Un tappezziere napoletano, Adolfo Lettieri, a Grosseto sta distribuendo mascherine ai passanti. Un bellissimo gesto, un esempio da seguire, perchè in questi momenti difficili più restiamo uniti più riusciremo a uscirne quanto prima da questa situazione di emergenza.

Da stamattina alle 7 ne abbiamo fatte circa 600. Un po’ le ho fatte ieri prima di andare a casa, abbiamo lavorato 3 ore in santa pace e quindi abbiamo avuto modo di fare una produzione un po’ più ampia. Stamattina le sarte che mi aiutano, chi 40 chi 50 alla fine sono più di 400 sicuro”.

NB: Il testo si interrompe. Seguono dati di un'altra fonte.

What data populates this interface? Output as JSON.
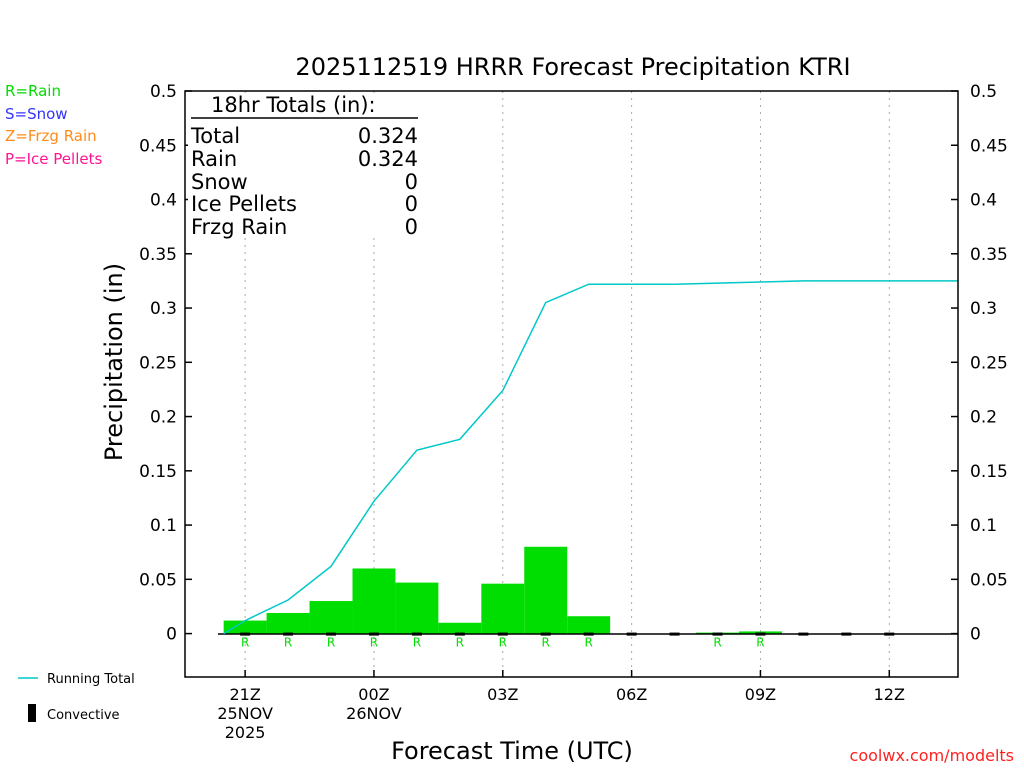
{
  "chart_data": {
    "type": "bar",
    "title": "2025112519 HRRR Forecast Precipitation KTRI",
    "xlabel": "Forecast Time (UTC)",
    "ylabel": "Precipitation (in)",
    "ylim": [
      -0.04,
      0.5
    ],
    "y_ticks": [
      0,
      0.05,
      0.1,
      0.15,
      0.2,
      0.25,
      0.3,
      0.35,
      0.4,
      0.45,
      0.5
    ],
    "y_tick_labels": [
      "0",
      "0.05",
      "0.1",
      "0.15",
      "0.2",
      "0.25",
      "0.3",
      "0.35",
      "0.4",
      "0.45",
      "0.5"
    ],
    "x_range_hours": [
      19.6,
      37.6
    ],
    "x_ticks": [
      {
        "hour": 21,
        "lines": [
          "21Z",
          "25NOV",
          "2025"
        ]
      },
      {
        "hour": 24,
        "lines": [
          "00Z",
          "26NOV"
        ]
      },
      {
        "hour": 27,
        "lines": [
          "03Z"
        ]
      },
      {
        "hour": 30,
        "lines": [
          "06Z"
        ]
      },
      {
        "hour": 33,
        "lines": [
          "09Z"
        ]
      },
      {
        "hour": 36,
        "lines": [
          "12Z"
        ]
      }
    ],
    "bars": {
      "name": "Hourly precipitation",
      "color": "#00dd00",
      "hours": [
        21,
        22,
        23,
        24,
        25,
        26,
        27,
        28,
        29,
        30,
        31,
        32,
        33,
        34,
        35,
        36
      ],
      "values": [
        0.012,
        0.019,
        0.03,
        0.06,
        0.047,
        0.01,
        0.046,
        0.08,
        0.016,
        0.0,
        0.0,
        0.0005,
        0.002,
        0.0,
        0.0,
        0.0
      ],
      "type_marks": [
        "R",
        "R",
        "R",
        "R",
        "R",
        "R",
        "R",
        "R",
        "R",
        "",
        "",
        "R",
        "R",
        "",
        "",
        ""
      ]
    },
    "running_total": {
      "name": "Running Total",
      "color": "#00c8c8",
      "hours": [
        20.5,
        21,
        22,
        23,
        24,
        25,
        26,
        27,
        28,
        29,
        30,
        31,
        32,
        33,
        34,
        35,
        36,
        37.6
      ],
      "values": [
        0,
        0.012,
        0.031,
        0.062,
        0.122,
        0.169,
        0.179,
        0.224,
        0.305,
        0.322,
        0.322,
        0.322,
        0.323,
        0.324,
        0.325,
        0.325,
        0.325,
        0.325
      ]
    }
  },
  "totals_box": {
    "header": "18hr Totals (in):",
    "rows": [
      {
        "label": "Total",
        "value": "0.324"
      },
      {
        "label": "Rain",
        "value": "0.324"
      },
      {
        "label": "Snow",
        "value": "0"
      },
      {
        "label": "Ice Pellets",
        "value": "0"
      },
      {
        "label": "Frzg Rain",
        "value": "0"
      }
    ]
  },
  "type_legend": [
    {
      "text": "R=Rain",
      "color": "#00dd00"
    },
    {
      "text": "S=Snow",
      "color": "#3333ff"
    },
    {
      "text": "Z=Frzg Rain",
      "color": "#ff8c1a"
    },
    {
      "text": "P=Ice Pellets",
      "color": "#ff1493"
    }
  ],
  "series_legend": {
    "running_total": "Running Total",
    "convective": "Convective"
  },
  "credit": "coolwx.com/modelts",
  "colors": {
    "credit": "#ff2020",
    "axis": "#000000",
    "grid": "#aaaaaa"
  }
}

Stasera alle 19:00 ho la distribuzione e prevedo che ci sarà il mondo. Ne do 2 poi chiedo di ritornare senò stanno qui invano senza mascherina fuori”.

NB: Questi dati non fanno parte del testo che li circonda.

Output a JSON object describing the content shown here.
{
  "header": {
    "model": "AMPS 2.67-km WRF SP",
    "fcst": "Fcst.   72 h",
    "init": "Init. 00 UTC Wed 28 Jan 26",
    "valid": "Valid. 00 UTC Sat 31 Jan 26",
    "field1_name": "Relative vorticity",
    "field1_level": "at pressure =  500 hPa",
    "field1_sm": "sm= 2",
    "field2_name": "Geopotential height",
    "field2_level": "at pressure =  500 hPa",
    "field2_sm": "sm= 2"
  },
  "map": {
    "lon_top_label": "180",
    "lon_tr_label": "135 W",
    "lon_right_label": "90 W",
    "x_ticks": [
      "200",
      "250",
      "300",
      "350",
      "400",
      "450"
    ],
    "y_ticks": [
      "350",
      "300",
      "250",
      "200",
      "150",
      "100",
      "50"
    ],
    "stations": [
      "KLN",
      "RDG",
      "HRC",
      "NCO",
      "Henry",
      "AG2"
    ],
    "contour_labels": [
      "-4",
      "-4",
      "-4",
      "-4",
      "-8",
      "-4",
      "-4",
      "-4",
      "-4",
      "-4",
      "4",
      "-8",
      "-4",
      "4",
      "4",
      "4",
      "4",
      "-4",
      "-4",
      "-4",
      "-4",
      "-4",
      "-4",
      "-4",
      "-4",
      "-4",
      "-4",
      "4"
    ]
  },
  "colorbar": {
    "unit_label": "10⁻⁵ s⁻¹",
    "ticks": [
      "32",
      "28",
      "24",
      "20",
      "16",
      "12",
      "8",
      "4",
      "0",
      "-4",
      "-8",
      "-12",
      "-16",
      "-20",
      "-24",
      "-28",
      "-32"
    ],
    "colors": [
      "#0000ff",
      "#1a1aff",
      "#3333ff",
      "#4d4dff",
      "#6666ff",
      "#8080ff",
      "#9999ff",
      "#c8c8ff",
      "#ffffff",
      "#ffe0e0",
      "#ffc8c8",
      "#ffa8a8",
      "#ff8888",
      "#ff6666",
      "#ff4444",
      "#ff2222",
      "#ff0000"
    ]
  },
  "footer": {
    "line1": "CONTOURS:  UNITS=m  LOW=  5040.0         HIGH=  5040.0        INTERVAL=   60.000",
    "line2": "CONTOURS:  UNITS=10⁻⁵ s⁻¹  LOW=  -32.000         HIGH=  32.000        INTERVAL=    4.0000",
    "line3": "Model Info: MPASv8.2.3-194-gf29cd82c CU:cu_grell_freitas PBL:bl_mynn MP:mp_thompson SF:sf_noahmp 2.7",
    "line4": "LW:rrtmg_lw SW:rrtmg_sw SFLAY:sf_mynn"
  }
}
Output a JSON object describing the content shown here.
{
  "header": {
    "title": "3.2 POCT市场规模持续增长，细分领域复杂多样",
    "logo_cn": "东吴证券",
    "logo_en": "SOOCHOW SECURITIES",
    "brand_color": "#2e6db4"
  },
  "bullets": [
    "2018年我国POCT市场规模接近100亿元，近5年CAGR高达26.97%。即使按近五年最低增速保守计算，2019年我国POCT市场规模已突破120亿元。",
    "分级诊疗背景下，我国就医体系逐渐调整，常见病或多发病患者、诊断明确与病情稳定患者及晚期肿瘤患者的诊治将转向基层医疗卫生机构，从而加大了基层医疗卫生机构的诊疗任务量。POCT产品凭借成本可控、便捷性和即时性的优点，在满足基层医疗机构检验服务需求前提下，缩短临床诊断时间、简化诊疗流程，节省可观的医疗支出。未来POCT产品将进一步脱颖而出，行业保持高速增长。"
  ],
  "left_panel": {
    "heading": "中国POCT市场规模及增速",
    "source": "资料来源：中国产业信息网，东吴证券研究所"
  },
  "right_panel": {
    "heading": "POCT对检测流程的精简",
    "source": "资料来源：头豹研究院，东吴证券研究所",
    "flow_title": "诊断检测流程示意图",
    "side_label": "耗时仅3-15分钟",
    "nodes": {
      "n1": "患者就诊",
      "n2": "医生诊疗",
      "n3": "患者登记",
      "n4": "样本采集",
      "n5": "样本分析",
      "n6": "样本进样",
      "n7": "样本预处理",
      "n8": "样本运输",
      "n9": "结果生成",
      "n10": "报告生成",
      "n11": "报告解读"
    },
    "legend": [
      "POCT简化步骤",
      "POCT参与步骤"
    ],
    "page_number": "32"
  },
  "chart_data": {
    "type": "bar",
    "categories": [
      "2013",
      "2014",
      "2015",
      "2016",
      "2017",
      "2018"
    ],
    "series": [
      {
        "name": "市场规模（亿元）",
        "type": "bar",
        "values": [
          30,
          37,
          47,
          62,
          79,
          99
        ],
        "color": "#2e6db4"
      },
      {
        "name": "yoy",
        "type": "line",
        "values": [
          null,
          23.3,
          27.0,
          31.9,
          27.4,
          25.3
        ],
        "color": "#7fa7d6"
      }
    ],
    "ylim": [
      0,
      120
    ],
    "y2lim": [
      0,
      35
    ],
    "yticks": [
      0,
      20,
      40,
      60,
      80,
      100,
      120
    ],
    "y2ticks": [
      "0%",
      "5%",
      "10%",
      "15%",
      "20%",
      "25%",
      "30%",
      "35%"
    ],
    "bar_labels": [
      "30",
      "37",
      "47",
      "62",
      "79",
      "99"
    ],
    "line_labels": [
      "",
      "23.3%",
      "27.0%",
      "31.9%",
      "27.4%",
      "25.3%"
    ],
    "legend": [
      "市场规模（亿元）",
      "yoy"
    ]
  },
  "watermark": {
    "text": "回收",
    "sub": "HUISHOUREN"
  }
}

“Grazie anche a Carabinieri, Polizia e Vigili Urbani che vengono la sera per tenere la gente a un metro di distanza senò non saprei cosa fare. Grazie anche al sindaco”.

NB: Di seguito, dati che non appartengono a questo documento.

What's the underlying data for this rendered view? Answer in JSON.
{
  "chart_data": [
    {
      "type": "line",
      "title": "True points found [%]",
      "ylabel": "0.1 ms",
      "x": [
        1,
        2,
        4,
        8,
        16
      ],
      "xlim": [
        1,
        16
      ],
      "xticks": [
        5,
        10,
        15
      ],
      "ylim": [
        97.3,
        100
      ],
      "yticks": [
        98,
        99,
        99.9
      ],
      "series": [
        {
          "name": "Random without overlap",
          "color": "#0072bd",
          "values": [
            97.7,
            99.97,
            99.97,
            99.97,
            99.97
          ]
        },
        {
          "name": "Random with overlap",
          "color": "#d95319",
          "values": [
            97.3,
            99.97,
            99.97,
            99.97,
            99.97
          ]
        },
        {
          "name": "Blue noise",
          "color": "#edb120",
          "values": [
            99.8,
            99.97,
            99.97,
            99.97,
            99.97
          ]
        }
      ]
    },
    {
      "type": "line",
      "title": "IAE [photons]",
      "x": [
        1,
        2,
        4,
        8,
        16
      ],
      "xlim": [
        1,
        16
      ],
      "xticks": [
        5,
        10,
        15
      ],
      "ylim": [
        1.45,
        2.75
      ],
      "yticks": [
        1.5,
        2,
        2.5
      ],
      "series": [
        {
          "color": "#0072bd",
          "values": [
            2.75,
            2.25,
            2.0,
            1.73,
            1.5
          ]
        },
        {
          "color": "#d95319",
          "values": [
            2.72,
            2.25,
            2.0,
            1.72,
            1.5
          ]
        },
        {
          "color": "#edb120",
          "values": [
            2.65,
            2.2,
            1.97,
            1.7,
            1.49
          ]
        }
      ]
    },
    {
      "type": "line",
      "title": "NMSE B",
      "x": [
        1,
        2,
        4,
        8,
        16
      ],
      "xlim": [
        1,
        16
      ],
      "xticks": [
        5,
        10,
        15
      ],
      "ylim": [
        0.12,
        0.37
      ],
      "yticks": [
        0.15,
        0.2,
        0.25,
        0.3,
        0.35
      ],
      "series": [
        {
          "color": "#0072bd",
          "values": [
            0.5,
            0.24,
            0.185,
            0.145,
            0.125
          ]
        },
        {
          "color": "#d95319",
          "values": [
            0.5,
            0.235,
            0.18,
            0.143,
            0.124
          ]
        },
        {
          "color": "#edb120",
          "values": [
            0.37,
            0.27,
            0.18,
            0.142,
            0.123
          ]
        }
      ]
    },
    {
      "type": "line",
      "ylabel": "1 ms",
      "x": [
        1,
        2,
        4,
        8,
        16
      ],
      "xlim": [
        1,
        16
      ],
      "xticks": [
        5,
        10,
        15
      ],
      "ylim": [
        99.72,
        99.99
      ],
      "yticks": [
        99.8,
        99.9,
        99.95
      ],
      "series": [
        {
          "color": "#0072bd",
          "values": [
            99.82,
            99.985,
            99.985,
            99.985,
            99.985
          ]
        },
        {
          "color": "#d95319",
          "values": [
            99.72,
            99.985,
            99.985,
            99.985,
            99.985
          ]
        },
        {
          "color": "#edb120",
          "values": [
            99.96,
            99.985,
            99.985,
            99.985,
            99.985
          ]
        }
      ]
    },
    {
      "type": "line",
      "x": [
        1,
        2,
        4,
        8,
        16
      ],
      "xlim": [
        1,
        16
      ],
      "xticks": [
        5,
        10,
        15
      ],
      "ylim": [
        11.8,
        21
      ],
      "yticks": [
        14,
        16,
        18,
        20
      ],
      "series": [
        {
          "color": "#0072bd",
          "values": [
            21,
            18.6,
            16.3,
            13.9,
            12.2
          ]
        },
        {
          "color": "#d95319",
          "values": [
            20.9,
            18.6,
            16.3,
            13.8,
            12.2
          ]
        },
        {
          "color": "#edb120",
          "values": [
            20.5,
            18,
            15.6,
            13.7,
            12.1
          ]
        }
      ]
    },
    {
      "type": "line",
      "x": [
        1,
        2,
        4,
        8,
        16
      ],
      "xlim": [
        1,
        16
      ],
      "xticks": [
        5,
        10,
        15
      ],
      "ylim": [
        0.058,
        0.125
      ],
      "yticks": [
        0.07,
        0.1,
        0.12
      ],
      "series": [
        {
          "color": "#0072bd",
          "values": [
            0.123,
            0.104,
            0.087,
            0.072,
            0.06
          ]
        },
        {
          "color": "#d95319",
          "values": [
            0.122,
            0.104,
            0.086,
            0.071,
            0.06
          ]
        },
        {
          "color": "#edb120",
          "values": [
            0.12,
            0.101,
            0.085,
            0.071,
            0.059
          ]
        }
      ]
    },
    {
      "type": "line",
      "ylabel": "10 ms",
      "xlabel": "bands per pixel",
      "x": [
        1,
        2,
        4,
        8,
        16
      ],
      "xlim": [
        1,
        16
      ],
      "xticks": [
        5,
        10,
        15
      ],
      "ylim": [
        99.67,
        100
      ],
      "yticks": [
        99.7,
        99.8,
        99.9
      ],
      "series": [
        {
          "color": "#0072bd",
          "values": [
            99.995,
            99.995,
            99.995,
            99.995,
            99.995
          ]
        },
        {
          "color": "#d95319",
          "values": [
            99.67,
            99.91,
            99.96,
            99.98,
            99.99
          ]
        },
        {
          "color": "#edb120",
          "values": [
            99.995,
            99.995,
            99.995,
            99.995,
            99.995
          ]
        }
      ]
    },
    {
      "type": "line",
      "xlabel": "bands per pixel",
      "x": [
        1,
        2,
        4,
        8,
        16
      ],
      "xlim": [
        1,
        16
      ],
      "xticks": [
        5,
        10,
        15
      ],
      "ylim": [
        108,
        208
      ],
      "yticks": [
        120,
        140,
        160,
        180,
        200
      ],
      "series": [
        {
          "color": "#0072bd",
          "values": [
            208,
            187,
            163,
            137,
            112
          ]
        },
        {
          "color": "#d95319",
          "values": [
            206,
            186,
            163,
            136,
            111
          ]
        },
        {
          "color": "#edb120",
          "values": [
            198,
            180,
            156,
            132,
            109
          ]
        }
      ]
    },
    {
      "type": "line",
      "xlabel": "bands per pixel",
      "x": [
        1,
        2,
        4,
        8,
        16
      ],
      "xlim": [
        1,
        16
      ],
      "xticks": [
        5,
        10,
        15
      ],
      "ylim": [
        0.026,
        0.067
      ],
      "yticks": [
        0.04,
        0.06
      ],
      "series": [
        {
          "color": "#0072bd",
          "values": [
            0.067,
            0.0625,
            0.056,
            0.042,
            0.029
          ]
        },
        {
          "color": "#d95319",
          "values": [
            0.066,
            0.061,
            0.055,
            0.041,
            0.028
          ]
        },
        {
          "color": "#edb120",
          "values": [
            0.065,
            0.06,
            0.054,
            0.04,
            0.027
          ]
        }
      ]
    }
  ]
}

Dalle persone poi “arrivano richieste di tutorial su come si costruisce la mascherina. Si perdono 10 minuti ma lo faccio volentieri.

Sono arrivate anche delle richieste di denaro ma lui le ha rifiutare tutte. In lacrime Adolfo dice “mi hanno portato anche il formaggio”. Poi nel video vengono mostrati i prodotti che le persone gli portano per esprimergli, nel loro piccolo, un segno di gratitudine.

Anche le suore dei conventi si stanno adoperando per la realizzazione di mascherine e in particolare nella diocesi di Avellino.

“Due dei monasteri della diocesi, sono attualmente impegnati nella realizzazione di mascherine: le suore Oblate di Avellino e le suore Benedettine di Mercogliano ne hanno già realizzate qualche centinaio per distribuirle a quanti ne facciano richiesta nella diocesi”. Questo è quanto ha riferito il vescovo di Avellino, monsignor Arturo Aiello a Vatican News.

Poi prosegue: “il primo imperativo è essere presenti, vicini. Le campane suonano lo stesso, anche se segnano l’orario di celebrazione a cui non si può partecipare, ma costituiscono una sorta di segnale per i fedeli, il segnale che la Chiesa – sottolinea il vescovo – non si è ritirata sull’Aventino”.